I mention the birth of this foundation because through some proper networking we’ve been asked for input by our government with relation to Cyber Warfare. The request for information contained such interesting questions that I felt I could almost dedicate an entire article on each question, and so I did. I hope to generate some really interesting debates with these questions. Without further ado, here is the first question:

“After Land, Air, Sea and Space, Cyberspace is generally considered to be the fifth warfighting domain. Based on what political and military objectives can operational cyber capabilities be developed and deployed? Please define the nature and role of operational cyber capabilities during military operations.”

An Answer
While you’ll find a plethora of discussions in which it is still hotly debated what it all means, it is very likely that future conflicts will not be ‘pure cyber wars’ in the same way we haven’t seen ‘pure nuclear wars’  or ‘pure air wars’. Instead it is much more likely that new conflicts will contain cyber attacks or cyber espionage as part of a larger strategic plan. In fact we’ve already seen it in conflicts as early as the war in the Persian Gulf in 1991, where the famous and recently deceased Robert Morris was said to have launched the first US cyber attack. Many people now ask the question what the political and military impact is of cyber warfare, and this is a very valid question. However, it should not be confused with political and/or military motive, because nothing has really changed in that regard. War is, as Clausewitz said, the continuation of Policy through other means, and that is exactly what cyber is: just another means.

With that in mind, I feel the first half of the question is somewhat flawed. Political objectives are not usually fundamentally changed by technology, though military objectives certainly can be, and with the advent of cyber warfare it is easy to confuse or even conflate the two. So for me, the question is really “What military objectives should be the focus of operational cyber capability development?”.

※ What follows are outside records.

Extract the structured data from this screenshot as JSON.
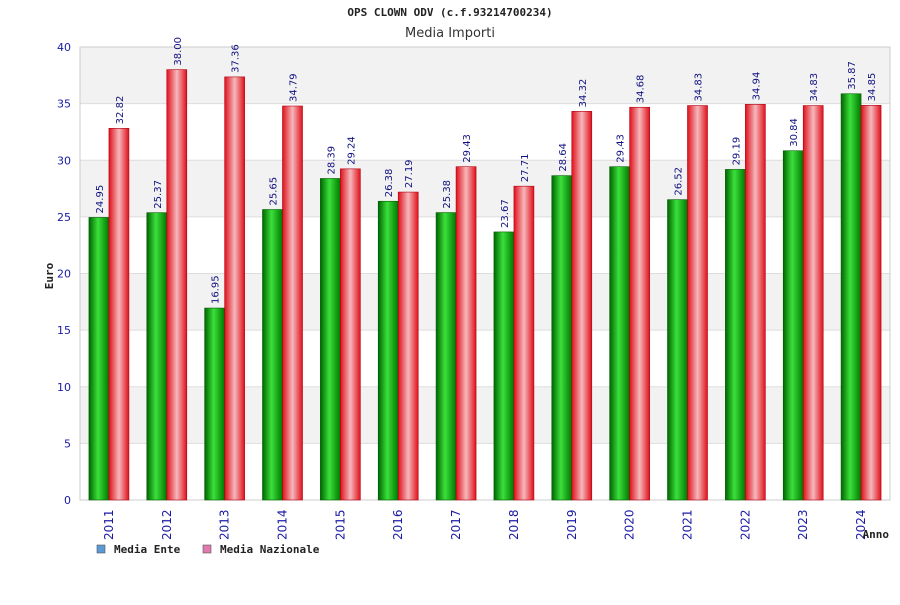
{
  "chart_data": {
    "type": "bar",
    "title": "OPS CLOWN ODV (c.f.93214700234)",
    "subtitle": "Media Importi",
    "xlabel": "Anno",
    "ylabel": "Euro",
    "ylim": [
      0,
      40
    ],
    "yticks": [
      0,
      5,
      10,
      15,
      20,
      25,
      30,
      35,
      40
    ],
    "grid": true,
    "legend_position": "bottom-left",
    "categories": [
      "2011",
      "2012",
      "2013",
      "2014",
      "2015",
      "2016",
      "2017",
      "2018",
      "2019",
      "2020",
      "2021",
      "2022",
      "2023",
      "2024"
    ],
    "series": [
      {
        "name": "Media Ente",
        "color": "#00aa00",
        "legend_color": "#5b9bd5",
        "values": [
          24.95,
          25.37,
          16.95,
          25.65,
          28.39,
          26.38,
          25.38,
          23.67,
          28.64,
          29.43,
          26.52,
          29.19,
          30.84,
          35.87
        ],
        "labels": [
          "24.95",
          "25.37",
          "16.95",
          "25.65",
          "28.39",
          "26.38",
          "25.38",
          "23.67",
          "28.64",
          "29.43",
          "26.52",
          "29.19",
          "30.84",
          "35.87"
        ]
      },
      {
        "name": "Media Nazionale",
        "color": "#e8202a",
        "legend_color": "#e07ab0",
        "values": [
          32.82,
          38.0,
          37.36,
          34.79,
          29.24,
          27.19,
          29.43,
          27.71,
          34.32,
          34.68,
          34.83,
          34.94,
          34.83,
          34.85
        ],
        "labels": [
          "32.82",
          "38.00",
          "37.36",
          "34.79",
          "29.24",
          "27.19",
          "29.43",
          "27.71",
          "34.32",
          "34.68",
          "34.83",
          "34.94",
          "34.83",
          "34.85"
        ]
      }
    ]
  }
}
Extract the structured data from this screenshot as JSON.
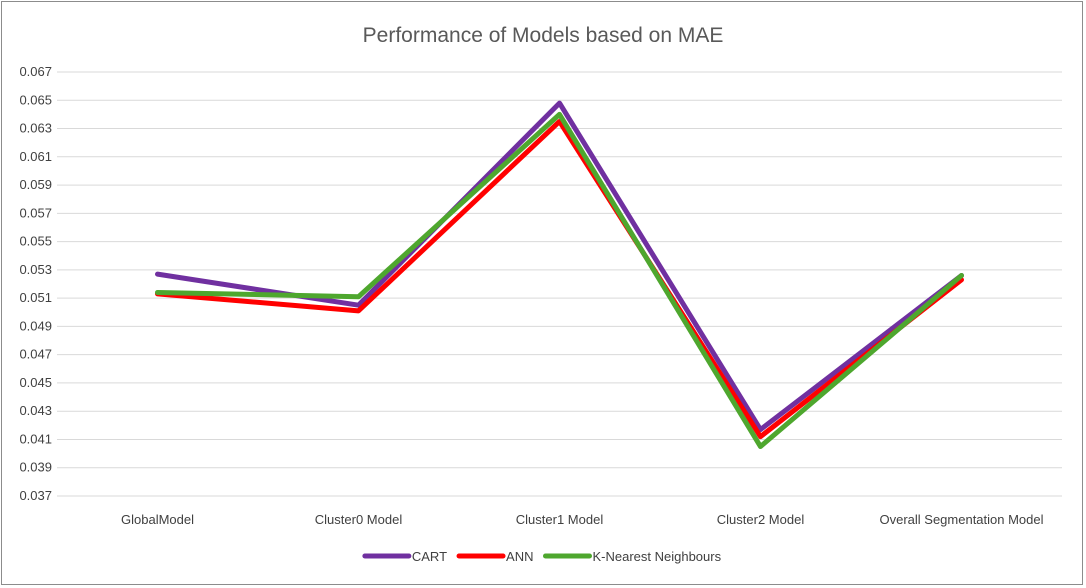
{
  "chart_data": {
    "type": "line",
    "title": "Performance of Models based on MAE",
    "xlabel": "",
    "ylabel": "",
    "categories": [
      "GlobalModel",
      "Cluster0 Model",
      "Cluster1 Model",
      "Cluster2 Model",
      "Overall Segmentation Model"
    ],
    "yticks": [
      "0.067",
      "0.065",
      "0.063",
      "0.061",
      "0.059",
      "0.057",
      "0.055",
      "0.053",
      "0.051",
      "0.049",
      "0.047",
      "0.045",
      "0.043",
      "0.041",
      "0.039",
      "0.037"
    ],
    "ylim": [
      0.036,
      0.068
    ],
    "grid": true,
    "legend_position": "bottom",
    "series": [
      {
        "name": "CART",
        "color": "#7030A0",
        "values": [
          0.0527,
          0.0505,
          0.0648,
          0.0417,
          0.0526
        ]
      },
      {
        "name": "ANN",
        "color": "#FF0000",
        "values": [
          0.0513,
          0.0501,
          0.0635,
          0.0412,
          0.0523
        ]
      },
      {
        "name": "K-Nearest Neighbours",
        "color": "#4EA72E",
        "values": [
          0.0514,
          0.0511,
          0.064,
          0.0405,
          0.0526
        ]
      }
    ]
  }
}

The answer to this question will probably always remain difficult to answer, because the technology surrounding cyberspace is continually changing. Furthermore we find that the application of said technology is ever changing as well, making it very hard to pin down exactly if and where there are any fixed strategic points or objectives to aim exploitation development to. What is a sensible and effective angle today may be completely obsolete tomorrow. Based on what we’ve seen so far (of what we’ve been allowed to see, that is), we can assume that in the foreseeable future, cyber attacks will not have a directly kinetic component. That is to say – cyber attacks don’t (and won’t) act like bullets, bombs or missiles. As we know and understand it now, it can be used as a strictly supporting function to ongoing operations. The key word here is Information – its discovery, manipulation or denial. Cyber attacks could be succesfully applied to disable a radar array preventing a strategic bombing or insertion, or more locally to disable alarm systems on a house that needs to be breached quietly. It could (and already is) be used highly effectively to break into the networks of defence contractors and steal the highly sensitive specs of enemy technology, and in turn use that information to render them harmless to your troops. Interestingly enough, you could also use it the other way around: To make your enemies see things that aren’t there, such as by flooding their radar screen with bogus information or by infiltrating and corrupting their chain of command’s methods of communication. Whatever the application, it is important to note that virtually all these attacks are of a temporary nature. They don’t really change things permanently. As such, you should not depend on cyber attacks to give you a lasting advantage. It is highly likely that the target will, at one point, discover the attack and take steps to undo it.

The bottom line is that before being able to develop operational cyber capabilities, it is important that you understand the nature of Cyber attacks. What it is, and what it isn’t. You won’t win any wars with Cyber alone, but you may be able to increase the success rate of your missions and give your opponents a very frustrating time during ongoing operations by applying this exciting new technology.